What that means, Slaughter says, is that primary caregivers are constantly facing the choice of being seen as less professional if they leave work early — even if they're then doing work at home.
"A female reporter wrote to me after reading the article yesterday and said, 'For almost 30 years, I've been feeling guilty for leaving at 6 to try to catch that last inning of my son's baseball game, and my editors think I'm just not as committed to my job as my male peers, but the other parents think I'm not that committed to my child, and I feel like a failure in both places,' " she says. "Whereas if you let women work when they need to get the work done — when they leave the office but then go back to their computers later, they'll get the job done. But they'll do it when they need to do it, juggling what's most important."
On time management
"If you said, 'Look, what I want is to prioritize time management, not in terms of who logs the most hours in the office, but I'm going to look at who gets the most work done in the shortest amount of time — the most and highest-quality amount of work in the shortest amount of time, because I privilege efficiency and productivity, and I think, frankly, people who can do that are reliable and professional, and that's going to be my measure,' I think you'd be very surprised in terms of who's actually doing the best work. I think a lot of this needs to shift, not in terms of thinking, 'Oh, I need to hire women' but in 'What are the norms of this office and how can I allow people to lead the lives they need to lead and do the best and highest-quality work?' "
On differential pressures
"It's hard to articulate exactly that sense of taboo, but effectively in my generation, when we're in public, we say 'women can have it all,' and we don't acknowledge differences between men and women. So we don't talk about differential pressures in terms of having kids, much less different feelings about work and children. But when the doors are shut, there's a tremendous amount of discussion of the difficulties. Without men present, then a very different conversation goes on."
On women at the State Department
"It is much harder for a woman who is working in government, who is based elsewhere, to move her family to Washington when her husband's working and her kids are in school and have doctors and play dates than it is for a man who has a wife not working outside the home to move the family to Washington. It is not easy in any case, but when it's the woman who's moving to Washington, there's nobody to move the family. So many of these women [at the State Department] are commuting, and all of them had the same kinds of stresses I did. ... We all got together at one point and people were saying how difficult this was, and finally someone said, 'Why are we doing this?' and someone else said, 'Because we're role models, and it's important for other people to do it.' And I think we all believed that, but we also recognized that something had to give."
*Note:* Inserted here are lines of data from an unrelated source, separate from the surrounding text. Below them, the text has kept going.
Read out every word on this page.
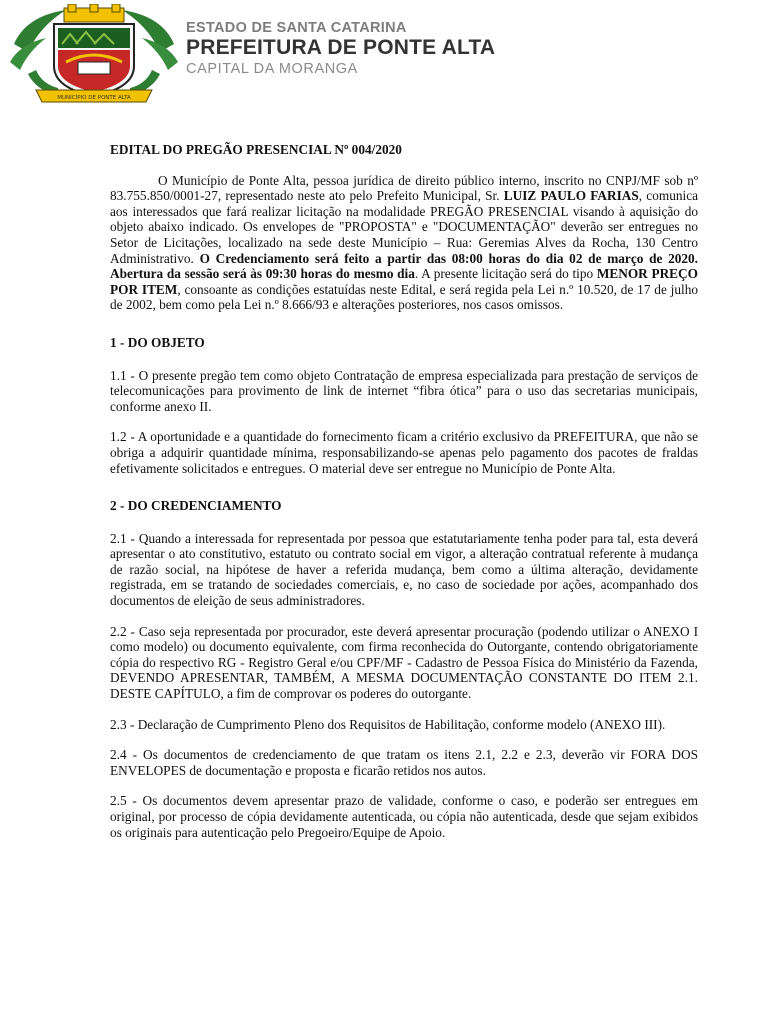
MUNICÍPIO DE PONTE ALTA
ESTADO DE SANTA CATARINA
PREFEITURA DE PONTE ALTA
CAPITAL DA MORANGA

EDITAL DO PREGÃO PRESENCIAL Nº 004/2020

O Município de Ponte Alta, pessoa jurídica de direito público interno, inscrito no CNPJ/MF sob nº 83.755.850/0001-27, representado neste ato pelo Prefeito Municipal, Sr. LUIZ PAULO FARIAS, comunica aos interessados que fará realizar licitação na modalidade PREGÃO PRESENCIAL visando à aquisição do objeto abaixo indicado. Os envelopes de "PROPOSTA" e "DOCUMENTAÇÃO" deverão ser entregues no Setor de Licitações, localizado na sede deste Município – Rua: Geremias Alves da Rocha, 130 Centro Administrativo. O Credenciamento será feito a partir das 08:00 horas do dia 02 de março de 2020. Abertura da sessão será às 09:30 horas do mesmo dia. A presente licitação será do tipo MENOR PREÇO POR ITEM, consoante as condições estatuídas neste Edital, e será regida pela Lei n.º 10.520, de 17 de julho de 2002, bem como pela Lei n.º 8.666/93 e alterações posteriores, nos casos omissos.

1 - DO OBJETO

1.1 - O presente pregão tem como objeto Contratação de empresa especializada para prestação de serviços de telecomunicações para provimento de link de internet “fibra ótica” para o uso das secretarias municipais, conforme anexo II.

1.2 - A oportunidade e a quantidade do fornecimento ficam a critério exclusivo da PREFEITURA, que não se obriga a adquirir quantidade mínima, responsabilizando-se apenas pelo pagamento dos pacotes de fraldas efetivamente solicitados e entregues. O material deve ser entregue no Município de Ponte Alta.

2 - DO CREDENCIAMENTO

2.1 - Quando a interessada for representada por pessoa que estatutariamente tenha poder para tal, esta deverá apresentar o ato constitutivo, estatuto ou contrato social em vigor, a alteração contratual referente à mudança de razão social, na hipótese de haver a referida mudança, bem como a última alteração, devidamente registrada, em se tratando de sociedades comerciais, e, no caso de sociedade por ações, acompanhado dos documentos de eleição de seus administradores.

2.2 - Caso seja representada por procurador, este deverá apresentar procuração (podendo utilizar o ANEXO I como modelo) ou documento equivalente, com firma reconhecida do Outorgante, contendo obrigatoriamente cópia do respectivo RG - Registro Geral e/ou CPF/MF - Cadastro de Pessoa Física do Ministério da Fazenda, DEVENDO APRESENTAR, TAMBÉM, A MESMA DOCUMENTAÇÃO CONSTANTE DO ITEM 2.1. DESTE CAPÍTULO, a fim de comprovar os poderes do outorgante.

2.3 - Declaração de Cumprimento Pleno dos Requisitos de Habilitação, conforme modelo (ANEXO III).

2.4 - Os documentos de credenciamento de que tratam os itens 2.1, 2.2 e 2.3, deverão vir FORA DOS ENVELOPES de documentação e proposta e ficarão retidos nos autos.

2.5 - Os documentos devem apresentar prazo de validade, conforme o caso, e poderão ser entregues em original, por processo de cópia devidamente autenticada, ou cópia não autenticada, desde que sejam exibidos os originais para autenticação pelo Pregoeiro/Equipe de Apoio.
On delaying kids when balancing a career
"My generation of women knew we wanted to be career women. We went to graduate school. And then many of us faced [questions like]: Do you want to make partner? Are you going to try to be a board-certified physician? Are you going to try to be a tenured professor? Are you going to do that first? If so, it's going to be very hard to have kids then. So delayed childbearing — I had my second child at 40. I got tenure when I was 35, and then started trying. It took awhile. So the result is, in my mid-50s — you would think I'd be free to take the best or biggest job I possibly could — that's exactly when my kids are teenagers. So I'm very privileged to be in academics, but I worked very hard to be in a tenured position before I had kids."
On when to have kids
"I don't think there's one path. I think every woman faces different choices. But it's tough because biologically there's a range where women can have biological children, and if that's what you want to do, then you are going to have to make some tradeoffs — either then or later."